Immediatamente gli operatori della Squadra Mobile hanno avviato da subito le indagini. Si è provveduto subito ad effettuare delle geo localizzazioni di alcuni device rubati, con esito positivo, poiché sono stati rintracciati a Sassari. In questo modo i poliziotti hanno ricostruito il tragitto percorso dai malviventi, i quali dalle spiagge di Aglientu si sono spostati alla zona industriale di Sassari, percorrendo delle strade in cui sono presenti svariati negozi di riparazione di telefonini.

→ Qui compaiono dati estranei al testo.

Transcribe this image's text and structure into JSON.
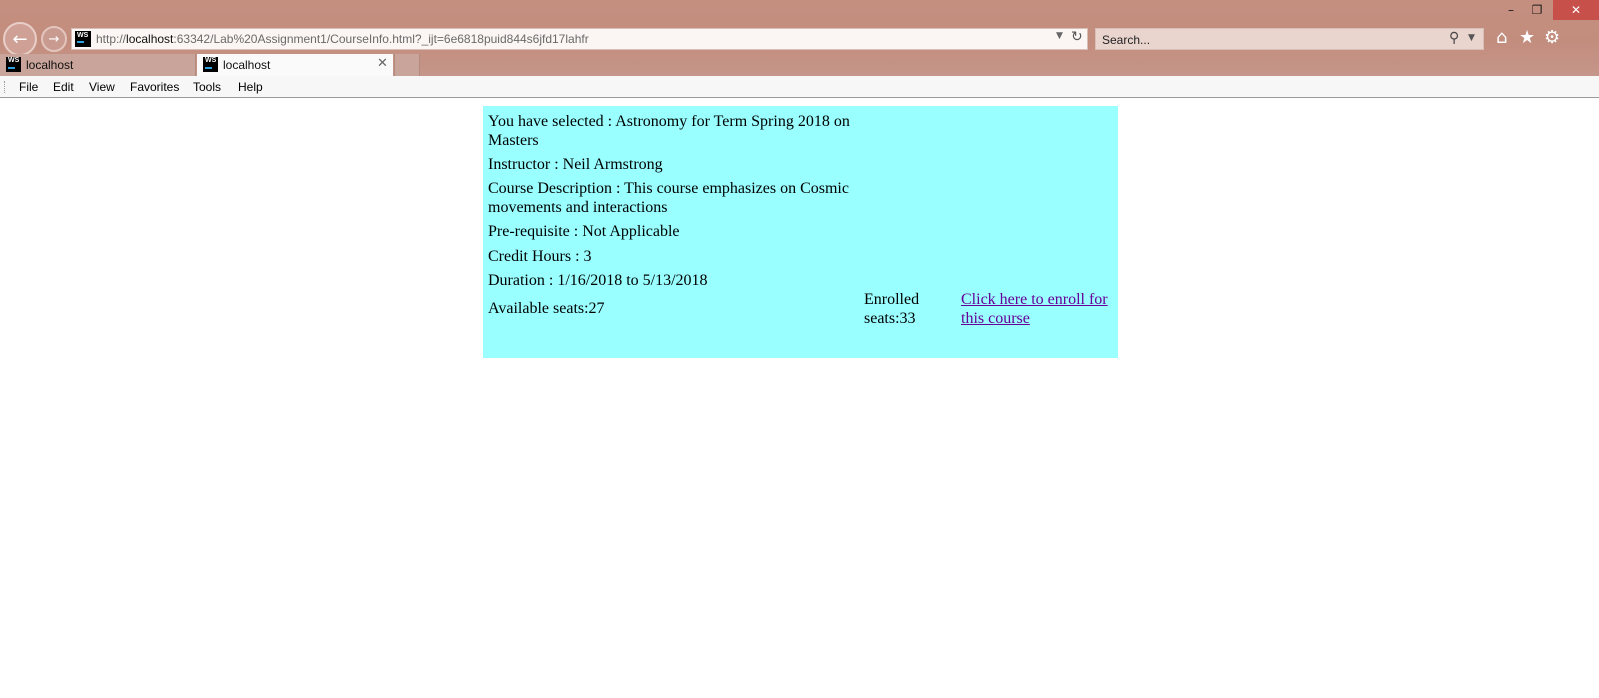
{
  "window": {
    "minimize_glyph": "–",
    "restore_glyph": "❐",
    "close_glyph": "✕"
  },
  "address_bar": {
    "site_icon_text": "WS",
    "url_prefix": "http://",
    "url_host": "localhost",
    "url_rest": ":63342/Lab%20Assignment1/CourseInfo.html?_ijt=6e6818puid844s6jfd17lahfr"
  },
  "search": {
    "placeholder": "Search..."
  },
  "tabs": [
    {
      "label": "localhost",
      "icon_text": "WS",
      "active": false
    },
    {
      "label": "localhost",
      "icon_text": "WS",
      "active": true
    }
  ],
  "menu": {
    "items": [
      "File",
      "Edit",
      "View",
      "Favorites",
      "Tools",
      "Help"
    ]
  },
  "course": {
    "selected_line": "You have selected : Astronomy for Term Spring 2018 on Masters",
    "instructor_line": "Instructor : Neil Armstrong",
    "description_line": "Course Description : This course emphasizes on Cosmic movements and interactions",
    "prerequisite_line": "Pre-requisite : Not Applicable",
    "credit_hours_line": "Credit Hours : 3",
    "duration_line": "Duration : 1/16/2018 to 5/13/2018",
    "available_seats": "Available seats:27",
    "enrolled_seats": "Enrolled seats:33",
    "enroll_link": "Click here to enroll for this course"
  },
  "colors": {
    "chrome_bg": "#c38d7e",
    "panel_bg": "#99ffff",
    "link_visited": "#660099"
  },
  "icons": {
    "back": "back-arrow-icon",
    "forward": "forward-arrow-icon",
    "refresh": "refresh-icon",
    "search": "search-icon",
    "home": "home-icon",
    "favorites": "star-icon",
    "settings": "gear-icon"
  }
}
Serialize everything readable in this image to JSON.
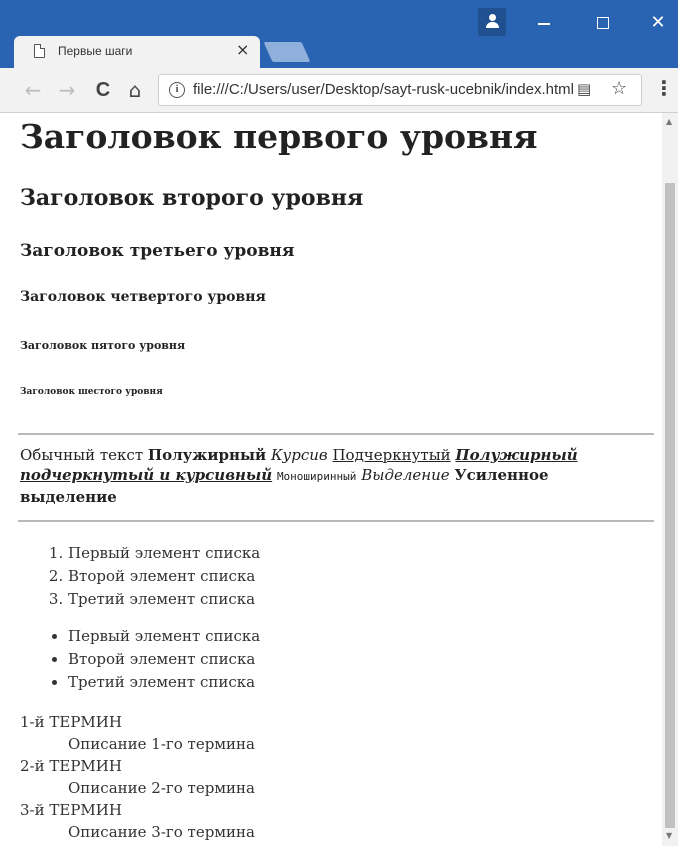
{
  "browser": {
    "tab_title": "Первые шаги",
    "tab_close": "×",
    "url": "file:///C:/Users/user/Desktop/sayt-rusk-ucebnik/index.html",
    "window_controls": {
      "minimize": "—",
      "maximize": "☐",
      "close": "✕"
    },
    "nav": {
      "back": "←",
      "forward": "→",
      "reload": "C",
      "home": "⌂"
    }
  },
  "page": {
    "h1": "Заголовок первого уровня",
    "h2": "Заголовок второго уровня",
    "h3": "Заголовок третьего уровня",
    "h4": "Заголовок четвертого уровня",
    "h5": "Заголовок пятого уровня",
    "h6": "Заголовок шестого уровня",
    "rich_text": {
      "normal": "Обычный текст",
      "bold": "Полужирный",
      "italic": "Курсив",
      "underline": "Подчеркнутый",
      "bold_underline_italic": "Полужирный подчеркнутый и курсивный",
      "monospace": "Моноширинный",
      "emphasis": "Выделение",
      "strong": "Усиленное выделение"
    },
    "ordered_list": [
      "Первый элемент списка",
      "Второй элемент списка",
      "Третий элемент списка"
    ],
    "unordered_list": [
      "Первый элемент списка",
      "Второй элемент списка",
      "Третий элемент списка"
    ],
    "definitions": [
      {
        "term": "1-й ТЕРМИН",
        "description": "Описание 1-го термина"
      },
      {
        "term": "2-й ТЕРМИН",
        "description": "Описание 2-го термина"
      },
      {
        "term": "3-й ТЕРМИН",
        "description": "Описание 3-го термина"
      }
    ]
  },
  "colors": {
    "titlebar": "#2b63b3",
    "toolbar": "#f2f2f2"
  }
}
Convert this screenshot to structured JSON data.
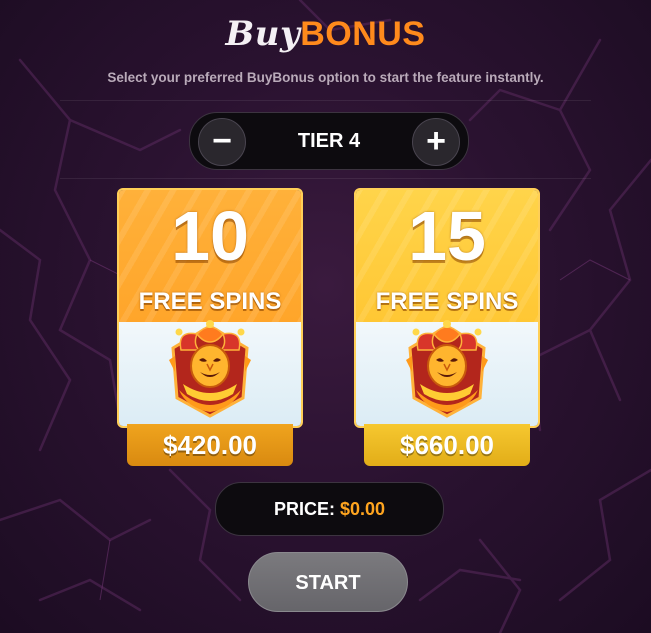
{
  "header": {
    "title_part1": "Buy",
    "title_part2": "BONUS",
    "subtitle": "Select your preferred BuyBonus option to start the feature instantly."
  },
  "tier_selector": {
    "minus_label": "−",
    "tier_label": "TIER 4",
    "plus_label": "+"
  },
  "options": [
    {
      "spins": "10",
      "label": "FREE SPINS",
      "price": "$420.00",
      "icon": "jester-icon"
    },
    {
      "spins": "15",
      "label": "FREE SPINS",
      "price": "$660.00",
      "icon": "jester-icon"
    }
  ],
  "summary": {
    "price_label": "PRICE:",
    "price_value": "$0.00"
  },
  "start_label": "START",
  "colors": {
    "accent_orange": "#ff8a1c",
    "card_orange": "#ffa52a",
    "card_yellow": "#ffc734",
    "price_value": "#ffa51f",
    "start_button": "#6e6d72"
  }
}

L’ipotesi investigativa seguita è stata quella in cui i ladri o i ricettatori hanno tentato di forzare le chiavi di accesso agli stessi apparati elettronici nei predetti negozi, consentendo così di localizzare device, ora e luogo.

Gli investigatori della squadra Mobile hanno passato al setaccio tutti i possibili “covi-deposito” utilizzati prettamente per nascondere la refurtiva. A seguito delle decine di verifiche effettuate in luoghi reputati “idonei” e passando minuziosamente al setaccio tutte le informazioni nel frattempo apprese, gli operatori della Squadra Mobile,

in brevissimo tempo, hanno identificato l’autovettura ed i presunti ladri, oltre che aver recuperata la maggior parte della refurtiva.

Refurtiva alquanto preziosa perché i malcapitati turisti, non erano solo tali, ma esperti giornalisti che avevano, all’interno dei computer portatili asportati, dei programmi software di elevato valore economico e l’intero lavoro scientifico svolto in quasi un anno di permanenza in Sardegna.